2. August 2009, Stiftskirche Waldhausen
Orgelrezital mit Elisabeth Ullmann
Die renommierte, vielfach ausgezeichne-te Organistin Elisabeth Ullmann präsentiert ein speziell für die Barockorgel des „Machlanddoms“ konzipiertes Programm mit Werken von Johann Sebastian Bach und Komponisten aus Österreich und dem süddeutschen Raum.
6. August 2009, Stiftskirche Baumgartenberg
Inspirationsquell Italien
In Musik gesetzten menschlichen Leidenschaften gilt es, mit Annegret Siedel (Barockvioline) und Brett Leighton (Cembalo) nachzuspüren. Von tiefer Verzweiflung zum höchsten Jubel erzählen Werke von Händel, Jean-Marie Leclair, Francesco Maria Veracini und Bach.
7. August 2009, Filialkirche Altenburg, Windhaag bei Perg
Im Ton der Liebe musizieren
Als „in Liebe zerflossenes Gefühl“ bezeichnete Christian Friedrich Daniel Schubart um 1785 die Klarinette. Das Andrassy-Trio auf historischen Klarinetten und Bassetthörnern stellt dieses Zitat mit Wolfgang Amadeus Mozart, Christoph Grauper und historischen Bearbeitungen berühmter Opernmelodien aus dem 18. Jahrhundert auf die Probe.

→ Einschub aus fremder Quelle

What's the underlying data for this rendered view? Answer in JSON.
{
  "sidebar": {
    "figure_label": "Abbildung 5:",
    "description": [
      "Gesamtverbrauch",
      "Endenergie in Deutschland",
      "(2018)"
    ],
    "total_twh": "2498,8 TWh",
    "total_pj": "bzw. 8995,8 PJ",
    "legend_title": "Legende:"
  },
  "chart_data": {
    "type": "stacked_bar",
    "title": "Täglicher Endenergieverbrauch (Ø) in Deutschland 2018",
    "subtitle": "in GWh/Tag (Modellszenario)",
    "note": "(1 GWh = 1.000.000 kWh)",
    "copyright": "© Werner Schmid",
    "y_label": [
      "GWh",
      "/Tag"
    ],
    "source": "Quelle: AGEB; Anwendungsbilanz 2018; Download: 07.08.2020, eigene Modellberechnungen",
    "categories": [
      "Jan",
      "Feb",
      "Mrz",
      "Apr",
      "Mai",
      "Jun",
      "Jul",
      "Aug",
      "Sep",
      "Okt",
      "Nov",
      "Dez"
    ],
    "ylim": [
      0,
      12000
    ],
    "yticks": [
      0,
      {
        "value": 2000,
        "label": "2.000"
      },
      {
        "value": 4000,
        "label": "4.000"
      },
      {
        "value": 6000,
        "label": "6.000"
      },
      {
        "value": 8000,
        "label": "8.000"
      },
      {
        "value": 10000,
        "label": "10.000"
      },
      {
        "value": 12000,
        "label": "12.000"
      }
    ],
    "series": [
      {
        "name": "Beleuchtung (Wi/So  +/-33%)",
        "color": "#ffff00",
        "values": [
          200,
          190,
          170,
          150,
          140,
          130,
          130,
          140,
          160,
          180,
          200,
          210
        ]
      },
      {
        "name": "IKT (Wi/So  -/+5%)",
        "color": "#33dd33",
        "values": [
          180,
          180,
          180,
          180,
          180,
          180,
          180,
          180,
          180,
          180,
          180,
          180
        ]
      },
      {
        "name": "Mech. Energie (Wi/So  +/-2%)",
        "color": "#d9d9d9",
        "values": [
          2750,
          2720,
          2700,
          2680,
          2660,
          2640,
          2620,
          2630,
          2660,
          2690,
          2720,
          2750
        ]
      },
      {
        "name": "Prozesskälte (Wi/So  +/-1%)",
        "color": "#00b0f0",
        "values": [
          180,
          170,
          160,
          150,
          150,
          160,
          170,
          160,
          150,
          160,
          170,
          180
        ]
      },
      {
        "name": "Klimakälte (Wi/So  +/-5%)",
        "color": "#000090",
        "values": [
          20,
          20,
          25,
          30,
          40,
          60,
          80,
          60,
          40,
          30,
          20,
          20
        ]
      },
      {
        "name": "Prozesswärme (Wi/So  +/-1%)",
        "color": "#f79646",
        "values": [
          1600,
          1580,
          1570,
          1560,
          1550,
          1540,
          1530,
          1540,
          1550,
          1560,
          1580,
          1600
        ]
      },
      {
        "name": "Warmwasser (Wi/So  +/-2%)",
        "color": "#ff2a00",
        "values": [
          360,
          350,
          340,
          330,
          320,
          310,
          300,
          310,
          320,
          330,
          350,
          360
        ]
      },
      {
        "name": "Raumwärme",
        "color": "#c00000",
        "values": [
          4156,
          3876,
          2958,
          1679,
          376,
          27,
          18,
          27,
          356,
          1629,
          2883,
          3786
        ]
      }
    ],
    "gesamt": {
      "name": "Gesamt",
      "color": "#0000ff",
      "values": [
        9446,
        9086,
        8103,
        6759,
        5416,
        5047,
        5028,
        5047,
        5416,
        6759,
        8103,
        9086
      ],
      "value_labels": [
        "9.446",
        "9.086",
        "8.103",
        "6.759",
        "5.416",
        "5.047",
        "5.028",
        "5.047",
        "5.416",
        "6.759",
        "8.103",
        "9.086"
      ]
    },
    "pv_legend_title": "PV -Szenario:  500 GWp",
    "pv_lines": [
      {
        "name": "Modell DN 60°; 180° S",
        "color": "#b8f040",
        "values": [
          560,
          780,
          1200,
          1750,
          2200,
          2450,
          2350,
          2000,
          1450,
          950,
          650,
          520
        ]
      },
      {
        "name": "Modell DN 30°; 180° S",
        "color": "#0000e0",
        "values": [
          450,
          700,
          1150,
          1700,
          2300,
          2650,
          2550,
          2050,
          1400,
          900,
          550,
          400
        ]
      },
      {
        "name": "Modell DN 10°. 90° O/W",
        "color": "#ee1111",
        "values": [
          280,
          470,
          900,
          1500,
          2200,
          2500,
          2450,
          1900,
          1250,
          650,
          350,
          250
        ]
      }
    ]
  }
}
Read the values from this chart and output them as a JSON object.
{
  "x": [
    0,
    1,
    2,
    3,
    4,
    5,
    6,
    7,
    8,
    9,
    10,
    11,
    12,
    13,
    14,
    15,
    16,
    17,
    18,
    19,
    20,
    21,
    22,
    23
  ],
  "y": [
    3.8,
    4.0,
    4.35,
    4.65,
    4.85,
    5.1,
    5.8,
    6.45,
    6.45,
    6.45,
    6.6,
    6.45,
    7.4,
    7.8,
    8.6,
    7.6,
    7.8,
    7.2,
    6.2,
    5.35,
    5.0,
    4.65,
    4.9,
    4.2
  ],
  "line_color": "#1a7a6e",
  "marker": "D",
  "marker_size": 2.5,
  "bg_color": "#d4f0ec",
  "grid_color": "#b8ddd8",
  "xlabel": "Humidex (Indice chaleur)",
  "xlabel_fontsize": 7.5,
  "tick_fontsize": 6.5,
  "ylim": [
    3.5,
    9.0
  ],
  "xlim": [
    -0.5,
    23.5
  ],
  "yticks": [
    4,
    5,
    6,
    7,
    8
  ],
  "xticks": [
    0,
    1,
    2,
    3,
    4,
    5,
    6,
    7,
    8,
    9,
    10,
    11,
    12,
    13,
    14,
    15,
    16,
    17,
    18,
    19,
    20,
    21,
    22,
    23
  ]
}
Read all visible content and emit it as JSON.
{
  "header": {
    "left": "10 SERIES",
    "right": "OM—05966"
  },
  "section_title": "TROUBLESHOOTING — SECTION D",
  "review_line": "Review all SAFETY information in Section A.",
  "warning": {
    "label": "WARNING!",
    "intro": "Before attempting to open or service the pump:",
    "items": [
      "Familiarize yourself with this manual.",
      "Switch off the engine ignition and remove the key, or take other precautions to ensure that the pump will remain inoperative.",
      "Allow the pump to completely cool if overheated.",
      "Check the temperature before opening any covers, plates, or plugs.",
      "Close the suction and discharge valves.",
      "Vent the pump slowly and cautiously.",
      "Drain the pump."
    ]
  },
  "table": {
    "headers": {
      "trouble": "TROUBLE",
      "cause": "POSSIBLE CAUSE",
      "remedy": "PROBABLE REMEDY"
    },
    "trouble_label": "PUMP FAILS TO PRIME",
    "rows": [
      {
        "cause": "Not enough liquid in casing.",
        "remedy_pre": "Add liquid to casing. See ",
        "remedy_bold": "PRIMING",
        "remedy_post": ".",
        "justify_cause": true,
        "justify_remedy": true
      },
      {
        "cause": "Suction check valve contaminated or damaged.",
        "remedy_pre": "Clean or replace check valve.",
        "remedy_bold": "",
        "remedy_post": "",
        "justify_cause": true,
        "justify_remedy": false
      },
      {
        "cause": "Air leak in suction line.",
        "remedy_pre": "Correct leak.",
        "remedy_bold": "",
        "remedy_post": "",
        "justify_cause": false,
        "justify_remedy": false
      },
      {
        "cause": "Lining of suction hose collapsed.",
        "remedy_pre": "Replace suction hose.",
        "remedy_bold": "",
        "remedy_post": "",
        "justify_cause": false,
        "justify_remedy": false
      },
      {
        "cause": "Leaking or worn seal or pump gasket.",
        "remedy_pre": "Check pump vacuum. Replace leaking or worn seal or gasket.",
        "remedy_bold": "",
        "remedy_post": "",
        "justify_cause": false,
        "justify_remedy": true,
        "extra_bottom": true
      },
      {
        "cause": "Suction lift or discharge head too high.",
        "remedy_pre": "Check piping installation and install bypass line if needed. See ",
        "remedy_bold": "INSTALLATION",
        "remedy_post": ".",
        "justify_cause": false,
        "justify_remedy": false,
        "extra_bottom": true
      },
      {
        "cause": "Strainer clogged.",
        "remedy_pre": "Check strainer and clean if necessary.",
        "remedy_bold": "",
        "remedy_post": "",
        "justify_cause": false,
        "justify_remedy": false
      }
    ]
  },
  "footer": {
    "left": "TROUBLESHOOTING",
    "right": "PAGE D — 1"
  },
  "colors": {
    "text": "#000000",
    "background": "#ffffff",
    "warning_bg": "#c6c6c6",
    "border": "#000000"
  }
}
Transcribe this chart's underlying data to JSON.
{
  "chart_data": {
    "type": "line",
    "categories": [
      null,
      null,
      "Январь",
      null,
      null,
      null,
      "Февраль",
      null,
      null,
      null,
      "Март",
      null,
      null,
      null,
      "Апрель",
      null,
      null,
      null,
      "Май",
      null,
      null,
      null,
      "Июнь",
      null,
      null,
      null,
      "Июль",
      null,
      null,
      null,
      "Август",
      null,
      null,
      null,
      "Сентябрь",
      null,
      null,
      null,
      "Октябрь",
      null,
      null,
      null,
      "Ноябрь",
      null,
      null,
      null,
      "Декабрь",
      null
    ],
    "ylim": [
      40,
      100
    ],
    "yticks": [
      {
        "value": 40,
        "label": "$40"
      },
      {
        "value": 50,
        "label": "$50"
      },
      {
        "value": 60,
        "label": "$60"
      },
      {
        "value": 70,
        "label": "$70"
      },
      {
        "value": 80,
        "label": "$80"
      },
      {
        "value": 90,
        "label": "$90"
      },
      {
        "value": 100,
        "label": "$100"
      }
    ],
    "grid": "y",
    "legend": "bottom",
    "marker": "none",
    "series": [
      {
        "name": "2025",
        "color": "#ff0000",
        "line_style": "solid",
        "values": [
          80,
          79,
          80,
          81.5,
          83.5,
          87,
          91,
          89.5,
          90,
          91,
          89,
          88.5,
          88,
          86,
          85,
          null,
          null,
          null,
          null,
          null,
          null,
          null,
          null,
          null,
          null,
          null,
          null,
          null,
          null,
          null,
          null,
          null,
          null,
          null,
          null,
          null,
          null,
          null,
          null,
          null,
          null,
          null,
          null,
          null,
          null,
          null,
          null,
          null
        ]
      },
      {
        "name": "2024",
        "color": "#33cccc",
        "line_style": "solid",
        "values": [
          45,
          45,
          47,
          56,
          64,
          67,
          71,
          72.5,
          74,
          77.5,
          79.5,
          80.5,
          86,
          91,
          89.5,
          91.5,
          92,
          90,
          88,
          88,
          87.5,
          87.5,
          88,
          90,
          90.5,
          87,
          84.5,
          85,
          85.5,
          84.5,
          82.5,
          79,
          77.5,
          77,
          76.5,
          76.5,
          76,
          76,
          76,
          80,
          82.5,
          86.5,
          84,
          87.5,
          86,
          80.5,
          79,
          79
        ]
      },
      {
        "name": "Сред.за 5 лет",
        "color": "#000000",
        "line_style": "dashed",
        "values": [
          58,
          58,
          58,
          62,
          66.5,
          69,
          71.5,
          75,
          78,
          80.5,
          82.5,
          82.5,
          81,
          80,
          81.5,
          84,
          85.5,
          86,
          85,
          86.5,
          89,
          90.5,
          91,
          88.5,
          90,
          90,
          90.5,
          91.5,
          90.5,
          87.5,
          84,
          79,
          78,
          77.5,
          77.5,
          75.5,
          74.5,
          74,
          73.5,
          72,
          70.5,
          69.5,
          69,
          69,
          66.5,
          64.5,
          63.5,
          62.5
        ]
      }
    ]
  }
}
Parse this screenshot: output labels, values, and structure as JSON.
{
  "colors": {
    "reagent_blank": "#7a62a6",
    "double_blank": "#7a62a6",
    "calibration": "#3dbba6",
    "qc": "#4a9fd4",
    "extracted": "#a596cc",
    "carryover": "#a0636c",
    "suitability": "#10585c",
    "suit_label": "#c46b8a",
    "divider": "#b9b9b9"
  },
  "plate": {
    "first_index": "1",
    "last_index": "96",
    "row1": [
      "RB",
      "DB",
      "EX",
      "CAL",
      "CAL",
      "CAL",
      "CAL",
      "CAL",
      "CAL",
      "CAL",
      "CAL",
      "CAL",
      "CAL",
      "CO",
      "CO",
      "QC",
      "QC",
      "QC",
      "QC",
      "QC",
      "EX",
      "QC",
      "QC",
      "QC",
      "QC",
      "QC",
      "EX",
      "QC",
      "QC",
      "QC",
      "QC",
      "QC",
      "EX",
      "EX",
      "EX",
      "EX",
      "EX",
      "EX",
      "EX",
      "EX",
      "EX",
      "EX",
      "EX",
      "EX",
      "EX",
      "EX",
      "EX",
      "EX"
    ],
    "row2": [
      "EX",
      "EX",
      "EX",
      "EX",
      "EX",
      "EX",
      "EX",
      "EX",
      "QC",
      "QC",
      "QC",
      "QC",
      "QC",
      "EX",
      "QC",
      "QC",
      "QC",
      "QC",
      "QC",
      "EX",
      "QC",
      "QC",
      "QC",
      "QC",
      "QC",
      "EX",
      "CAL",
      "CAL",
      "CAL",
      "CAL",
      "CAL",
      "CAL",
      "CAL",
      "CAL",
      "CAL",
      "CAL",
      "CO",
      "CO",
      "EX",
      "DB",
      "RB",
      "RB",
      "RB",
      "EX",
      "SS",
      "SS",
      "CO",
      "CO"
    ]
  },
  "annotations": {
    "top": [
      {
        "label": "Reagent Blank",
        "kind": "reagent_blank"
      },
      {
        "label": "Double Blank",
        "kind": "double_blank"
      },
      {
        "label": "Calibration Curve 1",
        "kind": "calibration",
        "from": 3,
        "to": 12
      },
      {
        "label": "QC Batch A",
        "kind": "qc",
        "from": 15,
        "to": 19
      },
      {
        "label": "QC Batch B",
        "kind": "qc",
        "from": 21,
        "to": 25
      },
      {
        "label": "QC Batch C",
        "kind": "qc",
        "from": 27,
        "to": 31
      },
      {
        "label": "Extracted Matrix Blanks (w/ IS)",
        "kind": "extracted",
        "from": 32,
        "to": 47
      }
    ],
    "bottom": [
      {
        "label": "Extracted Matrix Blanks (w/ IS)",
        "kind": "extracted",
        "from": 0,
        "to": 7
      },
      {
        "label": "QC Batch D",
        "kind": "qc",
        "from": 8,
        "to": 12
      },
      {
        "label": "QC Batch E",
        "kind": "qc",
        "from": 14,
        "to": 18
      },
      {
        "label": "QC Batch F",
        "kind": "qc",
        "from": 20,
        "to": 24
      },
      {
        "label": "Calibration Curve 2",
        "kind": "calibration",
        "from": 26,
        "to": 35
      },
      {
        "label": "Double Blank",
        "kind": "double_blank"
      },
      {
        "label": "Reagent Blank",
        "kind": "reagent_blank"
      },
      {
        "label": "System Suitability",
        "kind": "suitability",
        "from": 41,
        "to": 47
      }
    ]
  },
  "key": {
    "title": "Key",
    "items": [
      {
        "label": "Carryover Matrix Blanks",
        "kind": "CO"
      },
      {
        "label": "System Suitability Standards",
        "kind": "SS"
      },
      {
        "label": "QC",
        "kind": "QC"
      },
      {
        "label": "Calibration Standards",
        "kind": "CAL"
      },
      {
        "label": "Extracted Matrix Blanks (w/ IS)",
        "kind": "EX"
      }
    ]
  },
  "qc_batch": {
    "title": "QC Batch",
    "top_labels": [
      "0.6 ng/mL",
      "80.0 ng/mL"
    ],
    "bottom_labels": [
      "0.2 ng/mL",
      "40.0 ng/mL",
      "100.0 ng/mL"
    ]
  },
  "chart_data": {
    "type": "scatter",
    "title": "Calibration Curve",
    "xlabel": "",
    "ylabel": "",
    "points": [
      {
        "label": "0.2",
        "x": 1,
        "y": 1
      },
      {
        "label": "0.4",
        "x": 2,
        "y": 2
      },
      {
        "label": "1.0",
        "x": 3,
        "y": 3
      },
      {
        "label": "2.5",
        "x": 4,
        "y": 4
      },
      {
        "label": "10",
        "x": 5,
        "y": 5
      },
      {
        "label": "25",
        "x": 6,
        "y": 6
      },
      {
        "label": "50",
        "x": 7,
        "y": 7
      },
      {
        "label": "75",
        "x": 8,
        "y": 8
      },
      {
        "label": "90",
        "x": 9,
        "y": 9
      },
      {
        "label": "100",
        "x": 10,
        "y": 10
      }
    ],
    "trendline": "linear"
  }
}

15. August 2009, Gießenbachmühle, Sankt Nikola
Kontrapunkt
Der Kontrapunkt aus der Moderne ist in drei Konzerten prominent vertreten: das traweegensemble lässt zeitgenössische Komponisten aus Oberösterreich – Alois Wimmer, Balduin Sulzer, Rudolf Jungwirth und NebojsŠa Krulanovic´ – in Jahreszeiten denken (13. August, Pfarrkirche Bad Kreuzen). Das oberösterreichische David-Trio und der Klarinettist Ernst Reiter führen den Oberösterreichbezug mit dem Klarinettenquartett des 1969 geborenen Helmut Schmidinger fort und stellen diesem Tonschöpfungen der Vorgängergeneration, unter anderem von Johann Nepomuk David, gegenüber (16. August, Strindbergmuseum Saxen). Das „königliche Instrument des Jazz“, die Trompete, steht im Mittelpunkt der donauFESTWOCHEN Jazz-line: Komponist und Gitarrist Klaus Wienerroither hat legendären Trompetern wie Louis Armstrong, Dizzy Gillespie oder Miles Davis Kompositionen gewidmet und stellt sie deren Meisterwerken gegenüber. Unterstützung findet er dabei bei Lorenz Raab (Trompete) und dem Bassisten Raphael Preuschl (9. August, Ardagger). Zeitgenössische bildende Kunst trifft erneut auf das landschaftliche Idyll im Naturpark Mühlviertel (Rechberg): Willibald Katteneder setzt sich in seinem Land-Art-Projekt Schlicht mit dem landschaftsprägenden und -strukturierenden Element des Scheiterstoßes auseinander.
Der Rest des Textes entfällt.